In 1990, after ten years of continuous relapses ranging from mild to severe, two or more times each year with a wide variety of medications and three
hospitalizations, my search for an answer ended. Through research, I discovered my symptoms of "MS" and mercury poisoning were similar and that "silver" fillings are made up of about 50% mercury along with copper, tin, zinc, and silver. A mercury vapor test was performed, measuring the amount of mercury being emitted from the silver fillings. The levels of the test results were high and removal was recommended. My dentists had never informed me that there was MERCURY in the "silver" amalgam fillings.

Even though the idea had much opposition from the medical and dental community, the amalgam fillings (16) were completely removed by September 1990. Two weeks after the fillings were removed, improvement began.
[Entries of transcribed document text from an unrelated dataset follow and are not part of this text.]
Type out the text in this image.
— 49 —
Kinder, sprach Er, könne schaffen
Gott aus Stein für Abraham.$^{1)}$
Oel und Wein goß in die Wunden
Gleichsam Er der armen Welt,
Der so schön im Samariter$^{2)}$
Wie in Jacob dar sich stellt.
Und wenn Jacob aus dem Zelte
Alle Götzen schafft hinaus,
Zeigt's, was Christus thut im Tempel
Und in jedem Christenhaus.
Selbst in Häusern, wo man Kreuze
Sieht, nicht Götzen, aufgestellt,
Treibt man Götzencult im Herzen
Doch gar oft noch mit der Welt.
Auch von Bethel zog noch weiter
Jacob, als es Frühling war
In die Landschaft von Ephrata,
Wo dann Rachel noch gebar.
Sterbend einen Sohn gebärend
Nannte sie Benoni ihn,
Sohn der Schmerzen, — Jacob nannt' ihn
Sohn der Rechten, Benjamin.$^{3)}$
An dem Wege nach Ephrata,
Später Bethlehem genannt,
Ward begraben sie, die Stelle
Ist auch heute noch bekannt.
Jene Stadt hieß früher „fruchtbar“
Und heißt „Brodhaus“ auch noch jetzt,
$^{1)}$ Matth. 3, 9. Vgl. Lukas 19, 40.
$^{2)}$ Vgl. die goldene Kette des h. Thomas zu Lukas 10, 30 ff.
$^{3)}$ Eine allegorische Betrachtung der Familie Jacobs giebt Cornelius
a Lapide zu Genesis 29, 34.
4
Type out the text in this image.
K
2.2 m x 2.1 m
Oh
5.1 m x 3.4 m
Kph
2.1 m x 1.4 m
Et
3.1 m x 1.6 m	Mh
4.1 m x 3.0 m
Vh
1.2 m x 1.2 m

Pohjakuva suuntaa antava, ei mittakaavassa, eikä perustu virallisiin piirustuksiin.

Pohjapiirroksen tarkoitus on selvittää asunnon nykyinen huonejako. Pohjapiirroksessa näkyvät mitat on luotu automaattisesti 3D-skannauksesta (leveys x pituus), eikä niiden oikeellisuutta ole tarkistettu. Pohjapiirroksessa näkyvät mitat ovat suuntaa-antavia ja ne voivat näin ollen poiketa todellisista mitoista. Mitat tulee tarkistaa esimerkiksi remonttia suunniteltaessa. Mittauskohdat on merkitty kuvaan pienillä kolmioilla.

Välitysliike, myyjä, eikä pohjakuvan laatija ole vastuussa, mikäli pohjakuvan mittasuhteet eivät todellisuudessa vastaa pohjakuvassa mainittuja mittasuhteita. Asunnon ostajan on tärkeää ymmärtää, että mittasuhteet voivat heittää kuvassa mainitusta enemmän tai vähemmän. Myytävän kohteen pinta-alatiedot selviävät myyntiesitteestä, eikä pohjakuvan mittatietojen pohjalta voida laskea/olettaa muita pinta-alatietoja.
My slurred speech began to disappear. This had been the last symptom to occur! On April 25, 1994 I had the results of a Neurometric Brainmapping EEG & EP Report-Summary: "As a result, there is evidence which supports both a degenerative disease and toxicity."

In 1992 I was at the Rehabilitation Institute of Chicago, followed by an in-home physical therapy program. 1993 brought me to a spinal cord injury program in California and a Physical Therapy center in 1994. In 1996 I entered a continuous exercise program at a health fitness center where I attend about 3 times a week, 1 to 1? hours each time. The routine is rigorous and sometimes I just come home and lie down. This has brought me continuing improvement with a long way to go. I'm out of the hospital bed now and in a regular bed even though I'm still in a wheelchair.

As a result of amalgam removal, I have NOT had any relapses of Multiple Sclerosis symptoms since 1989 and have NOT had any medications for Multiple Sclerosis symptoms since 1990. Any previous medical treatment for MS symptoms cannot contribute to this change. It's atypical for relapsing, remitting MS developing into progressive MS to be reversed. As of September 10, 2000, I no longer require 24-hour care. Taking care of myself is challenging at times. My goal is to be able to walk again.

Please understand what I am saying. There are a wide variety of symptoms associated with mercury poisoning. There may be people out there who have the same symptoms as I had and were given the diagnosis of "MS" which is incurable. There may be people who are mis-diagnosed and may be able to regain some or all of their health again. Had the dental or medical profession informed me of the MERCURY in the "silver" amalgam fillings and its effects, I would NOT be in a wheelchair today. Mercury is a poison-public awareness would prevent years of suffering.